Die Geschichte ging weiter. Hollis erwähnte den Krebstod seiner jüngeren Schwester im letzten Frühjahr, aber er ging nicht ins Detail. Er erzählte von den Sommern in Houston und seinem Hund, einem Mops namens Buckets, den er vor Jahren in Berlin gekauft hatte.
Femerling humpelte wieder durch die Lobby, Coach Katzurin verließ das Hotel und kehrte mit ein paar Äpfeln zurück, er schien uns nicht zu sehen. Der Physio wuchtete seine Massagebank in den Aufzug.
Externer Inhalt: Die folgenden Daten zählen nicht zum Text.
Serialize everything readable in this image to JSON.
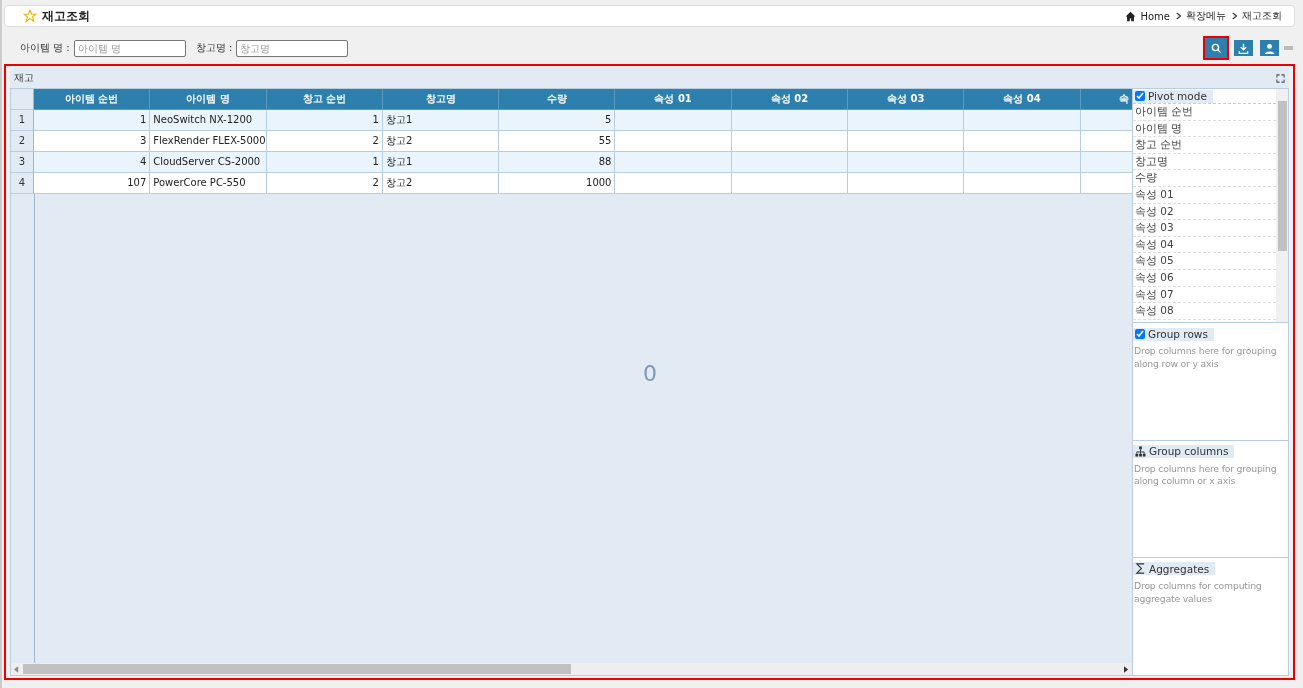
{
  "header": {
    "title": "재고조회",
    "breadcrumb": [
      "Home",
      "확장메뉴",
      "재고조회"
    ]
  },
  "search": {
    "fields": [
      {
        "label": "아이템 명 :",
        "placeholder": "아이템 명"
      },
      {
        "label": "창고명 :",
        "placeholder": "창고명"
      }
    ],
    "buttons": [
      {
        "kind": "search",
        "highlighted": true
      },
      {
        "kind": "download",
        "highlighted": false
      },
      {
        "kind": "user",
        "highlighted": false
      }
    ]
  },
  "grid": {
    "title": "재고",
    "overlay_text": "0",
    "columns": [
      {
        "label": "아이템 순번",
        "kind": "number"
      },
      {
        "label": "아이템 명",
        "kind": "text"
      },
      {
        "label": "창고 순번",
        "kind": "number"
      },
      {
        "label": "창고명",
        "kind": "text"
      },
      {
        "label": "수량",
        "kind": "number"
      },
      {
        "label": "속성 01",
        "kind": "text"
      },
      {
        "label": "속성 02",
        "kind": "text"
      },
      {
        "label": "속성 03",
        "kind": "text"
      },
      {
        "label": "속성 04",
        "kind": "text"
      },
      {
        "label": "속",
        "kind": "text"
      }
    ],
    "rows": [
      {
        "num": "1",
        "cells": [
          "1",
          "NeoSwitch NX-1200",
          "1",
          "창고1",
          "5",
          "",
          "",
          "",
          "",
          ""
        ]
      },
      {
        "num": "2",
        "cells": [
          "3",
          "FlexRender FLEX-5000",
          "2",
          "창고2",
          "55",
          "",
          "",
          "",
          "",
          ""
        ]
      },
      {
        "num": "3",
        "cells": [
          "4",
          "CloudServer CS-2000",
          "1",
          "창고1",
          "88",
          "",
          "",
          "",
          "",
          ""
        ]
      },
      {
        "num": "4",
        "cells": [
          "107",
          "PowerCore PC-550",
          "2",
          "창고2",
          "1000",
          "",
          "",
          "",
          "",
          ""
        ]
      }
    ],
    "side_panel": {
      "pivot_mode": {
        "label": "Pivot mode",
        "checked": true
      },
      "columns": [
        "아이템 순번",
        "아이템 명",
        "창고 순번",
        "창고명",
        "수량",
        "속성 01",
        "속성 02",
        "속성 03",
        "속성 04",
        "속성 05",
        "속성 06",
        "속성 07",
        "속성 08"
      ],
      "sections": [
        {
          "kind": "rows",
          "label": "Group rows",
          "checked": true,
          "hint": "Drop columns here for grouping along row or y axis"
        },
        {
          "kind": "columns",
          "label": "Group columns",
          "hint": "Drop columns here for grouping along column or x axis"
        },
        {
          "kind": "aggregates",
          "label": "Aggregates",
          "hint": "Drop columns for computing aggregate values"
        }
      ]
    }
  }
}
Unser Gespräch kam wieder zum Basketball zurück. »Ich bin zum ersten Mal in meiner Karriere in so einer Situation«, sagte Hollis. »Ich war verletzt, ich spiele wenig. Ich telefoniere mit meinem Großvater.«
Luka Pavi ć evi ć war auf gewisse Weise am Point-Guard-Problem gescheitert. An einem Januarmorgen hatte er Hollis mitgeteilt, dass er nicht mehr mit ihm plane. Dann aber hatten die Manager mit Guy Zucker telefoniert und Hollis hatte beim Abendtraining wieder in der Halle gestanden. »Du musst positiv bleiben«, sagte er. »Wenn du negativ sprichst, beeinflusst das alle anderen in der Mannschaft. Negativität zieht Kreise.« Hollis stand auf, ein wenig ungelenk, ein wenig steif. Er ächzte, dann lächelte er. »So einen Stil, wie ihn der neue Coach spielen lässt, habe ich nicht mehr gespielt, seit ich zwölf war. Allerdings hatteich damals noch die Beine dafür. Ich konnte den ganzen Tag spielen, ohne müde zu werden.«
Dass dieses Jahr kein gutes Jahr für ihn war, wusste Hollis Price in der Hotellobby des Vertice Hotel in Sevilla. Es kam mir vor, als wisse er auch, was kommen würde. »Wir sind Profis, und das ist dein Job. Und wenn du schlecht spielst, verlierst du diesen Job.« Wir standen vor dem Aufzug und warteten, der Concierge ignorierte uns. Hollis Price lächelte sein Lächeln. »Deswegen muss ich jetzt auch schlafen, Mann.«
Die Kabine im Palacio Municipal de Deportes San Pablo sah aus wie eine deutsche Gesamtschule am Rand von Münster. Gebaut in den späten achtziger Jahren, nackter Beton und bunte Farbflächen. Fliesen. Weichholzbänke. An der Tür zum Aufwärmraum stand Sala de Musculación. Sven Schultze und Patrick Femerling blieben im Aufzug stecken und kamen zu spät zur Besprechung. Katzurin ließ sie auf dem Gang warten.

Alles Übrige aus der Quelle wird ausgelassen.